Given these proposed mechanisms, the evidence is overwhelming to link adipose tissue vis-à-vis VAT as the most metabolic adipose tissue subtype to both NAFLD and metabolic syndrome. Actually, a number of studies have shown the association between increased VAT volumes with NAFLD. For instance, VAT area was found to be independently associated with fatty liver disease [72, 73]. At the same time it has been shown that increase in VAT mass irrespective of the ethnicity and method used to measure VAT volume has at least 2 times greater risk to the development of NAFLD [72, 74]. These outcomes reiterate the critical mediatory role VAT plays to the development and complication of NAFLD.

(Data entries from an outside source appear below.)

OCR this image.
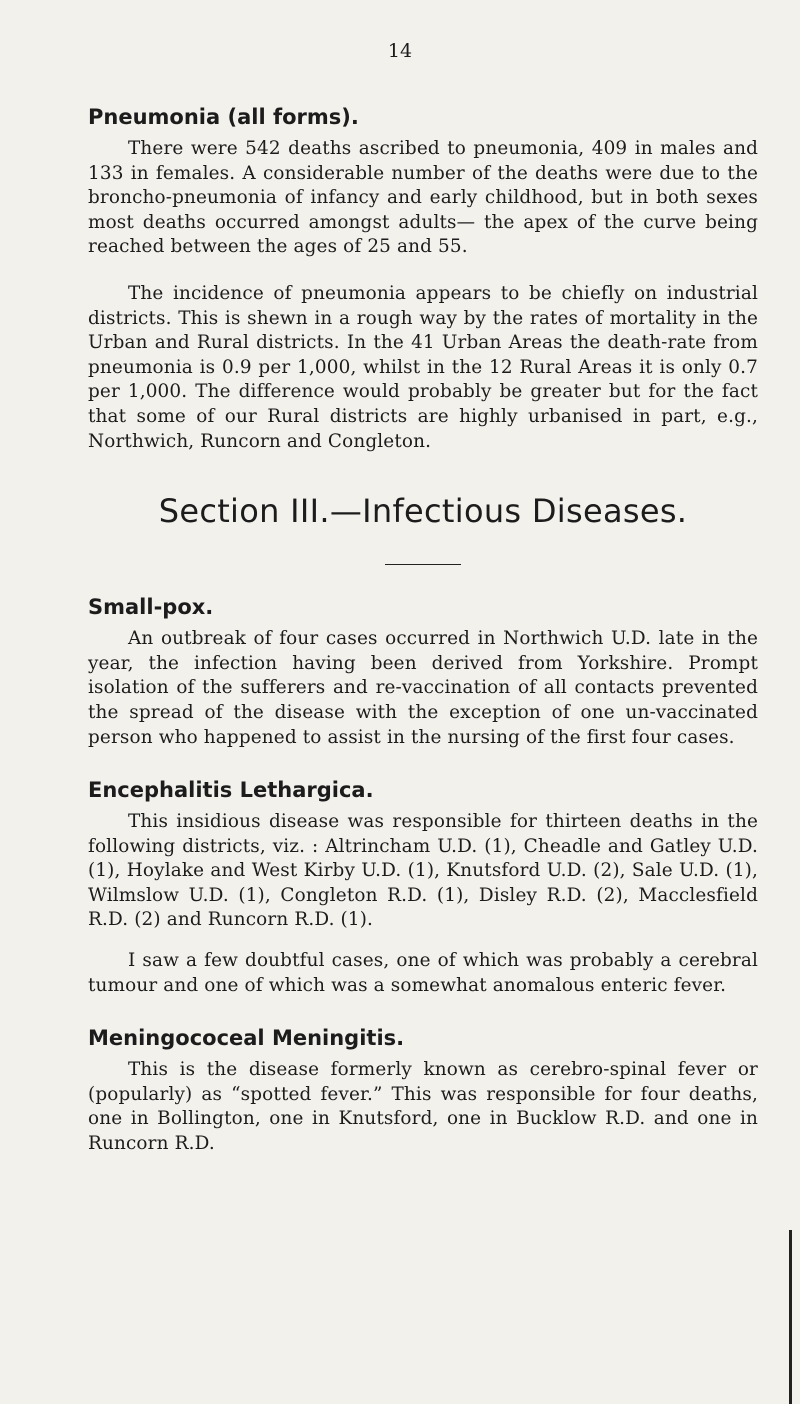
14
Pneumonia (all forms).

There were 542 deaths ascribed to pneumonia, 409 in males and 133 in females. A considerable number of the deaths were due to the broncho-pneumonia of infancy and early childhood, but in both sexes most deaths occurred amongst adults— the apex of the curve being reached between the ages of 25 and 55.

The incidence of pneumonia appears to be chiefly on industrial districts. This is shewn in a rough way by the rates of mortality in the Urban and Rural districts. In the 41 Urban Areas the death-rate from pneumonia is 0.9 per 1,000, whilst in the 12 Rural Areas it is only 0.7 per 1,000. The difference would probably be greater but for the fact that some of our Rural districts are highly urbanised in part, e.g., Northwich, Runcorn and Congleton.

Section III.—Infectious Diseases.
Small-pox.

An outbreak of four cases occurred in Northwich U.D. late in the year, the infection having been derived from Yorkshire. Prompt isolation of the sufferers and re-vaccination of all contacts prevented the spread of the disease with the exception of one un-vaccinated person who happened to assist in the nursing of the first four cases.

Encephalitis Lethargica.

This insidious disease was responsible for thirteen deaths in the following districts, viz. : Altrincham U.D. (1), Cheadle and Gatley U.D. (1), Hoylake and West Kirby U.D. (1), Knutsford U.D. (2), Sale U.D. (1), Wilmslow U.D. (1), Congleton R.D. (1), Disley R.D. (2), Macclesfield R.D. (2) and Runcorn R.D. (1).

I saw a few doubtful cases, one of which was probably a cerebral tumour and one of which was a somewhat anomalous enteric fever.

Meningococeal Meningitis.

This is the disease formerly known as cerebro-spinal fever or (popularly) as “spotted fever.” This was responsible for four deaths, one in Bollington, one in Knutsford, one in Bucklow R.D. and one in Runcorn R.D.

Similarly, multiple studies have also shown that the increase in VAT volume (irrespective of the method used to measure VAT mass) is strongly associated with metabolic syndrome in all BMI categories [14, 75, 76]. Moreover, many other studies have shown that VAT area/volume adds a risk and is an independent predictor to the development of metabolic syndrome. For instance, Bi et al. [77] and Nakao et al. [78] found that VAT area was an independent predictor of metabolic syndrome. Bi et al. [77] further showed the risk of metabolic syndrome increased 3-fold with each standard deviation of VAT area. Lu et al. [79] involving 3259 subjects with normal BMI demonstrated that subjects with high VAT amounts presented a much higher risk for metabolic syndrome. Likewise, Ding et al. [80] showed that lean subjects with metabolic dysfunction had increased VAT volume compared to the controls, with nearly 4-folds greater risk for NAFLD, 20-30% lower glucose disposal rates/insulin sensitivity and 30-40% greater insulin secretion rates.
Given this overwhelming evidence linking visceral adipose to metabolic dysfunction and fatty liver disease, It can almost be safely concluded therefore that increased VAT mass whether arising from adipocyte hypertrophy or hyperplasia and obliteration in its intrinsic functions as a connective tissue and as an endocrine organ has a causal effect in the development of metabolic syndrome and NAFLD. Interventions targeted at VAT loss or inhibition of metabolic functions of VAT may be helpful to ameliorate metabolic syndrome and NAFLD in both the lean and obese population.
The authors declare that they have no conflict of interest.